"Despite positive current trading, there is no change to the previous guidance for FY21 with SkyCity expecting group normalised EBITDA to be above FY20 but still well below pre-Covid-19 and FY19 levels," it said today.
The operating environment remains unpredictable due to Covid, it said, citing the most recent 11-day Auckland closures in February and March.
"Accordingly SkyCity is unable to provide formal earnings guidance at this time.
"Based on expected performance and assuming no prolonged property closures before the end of FY21, SkyCity expects to meet its financial covenants for the 30 June 2021 testing period and pay a final dividend consistent with the revised dividend policy announced at the time of its 1H21 results," it said.
The company raised $230m new equity from shareholders last June and July.
It gave an update on the NZ International Convention Centre project, saying there had been no material change to previous guidance on total costs which remain at $750m.
S&P Global Ratings said SkyCity would use the money raised to pay down drawings on its bank facilities.

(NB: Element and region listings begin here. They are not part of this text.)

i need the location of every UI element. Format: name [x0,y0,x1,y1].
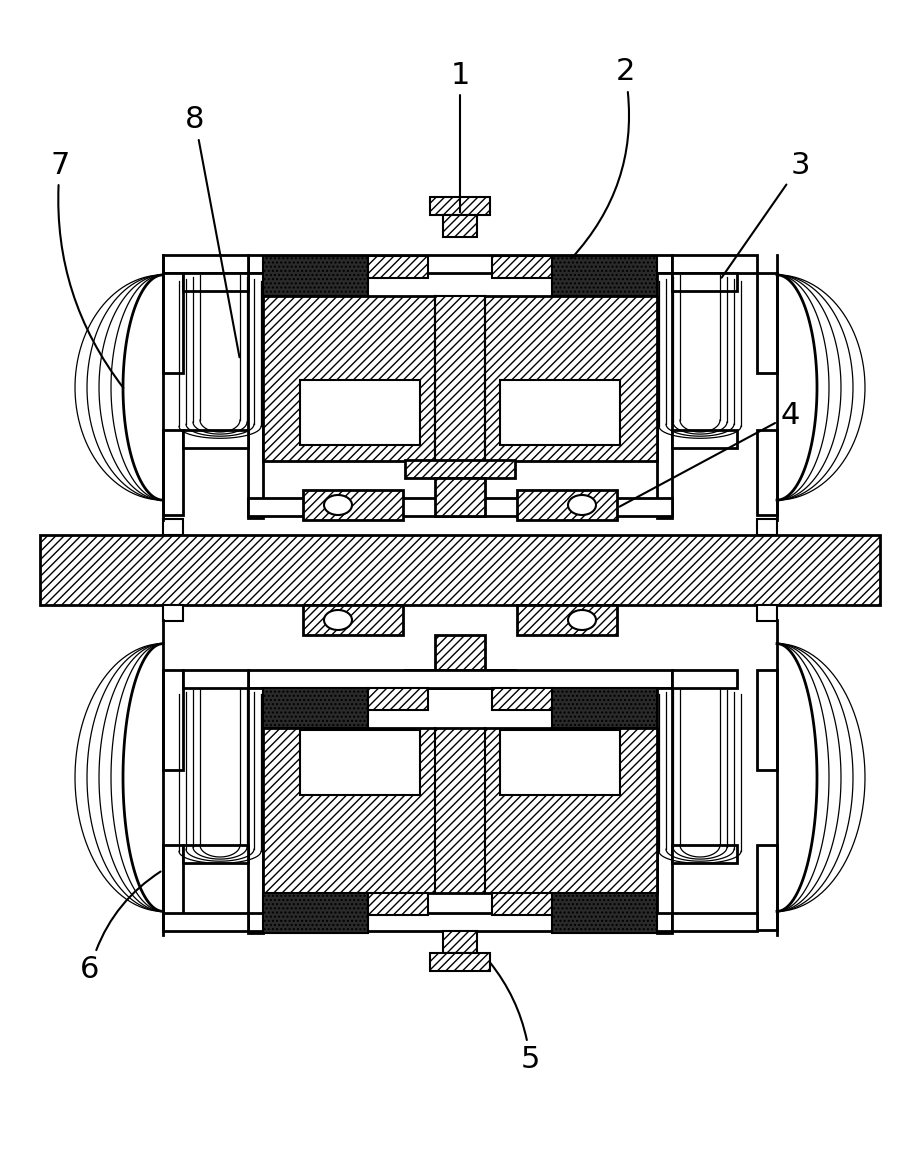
Bar [368,688,427,710]
Bar [671,913,756,931]
Bar [499,730,619,795]
Bar [435,296,484,461]
Bar [516,490,617,520]
Bar [492,256,551,278]
Bar [263,892,368,933]
Text: 8: 8 [185,105,239,357]
Text: 7: 7 [51,151,123,388]
Bar [163,845,183,930]
Bar [183,430,248,449]
Text: 5: 5 [489,962,539,1074]
Bar [499,380,619,445]
Bar [404,670,515,688]
Bar [435,635,484,670]
Bar [516,605,617,635]
Bar [248,688,263,933]
Bar [429,197,490,216]
Bar [183,274,248,291]
Bar [248,498,671,516]
Bar [368,256,427,278]
Bar [443,216,476,236]
Text: 1: 1 [449,60,470,212]
Ellipse shape [567,495,596,515]
Bar [443,931,476,953]
Bar [163,913,248,931]
Ellipse shape [323,495,352,515]
Bar [671,845,736,863]
Bar [435,478,484,516]
Ellipse shape [323,610,352,630]
Bar [756,670,777,770]
Bar [263,688,368,728]
Bar [368,892,427,914]
Bar [300,730,420,795]
Bar [671,274,736,291]
Bar [163,519,183,535]
Bar [551,688,656,728]
Bar [671,430,736,449]
Bar [248,670,671,688]
Ellipse shape [567,610,596,630]
Bar [163,255,248,274]
Bar [656,274,671,518]
Bar [40,535,879,605]
Bar [263,256,368,296]
Bar [756,274,777,373]
Bar [551,256,656,296]
Bar [263,296,656,461]
Bar [163,605,183,621]
Bar [163,430,183,515]
Bar [551,892,656,933]
Text: 6: 6 [80,872,161,984]
Bar [671,670,736,688]
Bar [248,913,671,931]
Bar [163,670,183,770]
Bar [756,519,777,535]
Bar [492,688,551,710]
Bar [183,670,248,688]
Bar [302,490,403,520]
Bar [248,255,671,274]
Bar [492,892,551,914]
Text: 2: 2 [572,58,634,258]
Bar [756,430,777,515]
Bar [300,380,420,445]
Bar [756,605,777,621]
Bar [183,845,248,863]
Bar [163,274,183,373]
Bar [248,274,263,518]
Text: 3: 3 [720,151,809,278]
Bar [671,255,756,274]
Bar [263,728,656,892]
Text: 4: 4 [618,401,799,506]
Bar [429,953,490,971]
Bar [756,845,777,930]
Bar [656,688,671,933]
Bar [302,605,403,635]
Bar [404,460,515,478]
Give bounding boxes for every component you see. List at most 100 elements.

Its long-term monopoly positions in its key markets, good asset quality supported by ongoing reinvestment and effective management and earnings resilience through traditional economic cycles underpin its business risk profile.
"We view SkyCity's Auckland casino to be the highest quality asset in its portfolio and a key driver of the group's performance. Furthermore, SkyCity holds exclusivity licenses in Auckland until 2048, helping it to maintain its market share.
"Tempering these strengths are Covid-19 related business interruptions to trading, execution risks associated with the group's major developments in Auckland, earnings concentration in Auckland and the risks of operating in a heavily regulated industry," S&P Global Ratings said.
The company has a market capitalisation of around $2.4 billion, net debt of $587m and net assets of $1.5b.
Its shares are trading on the NZX today around $3.57.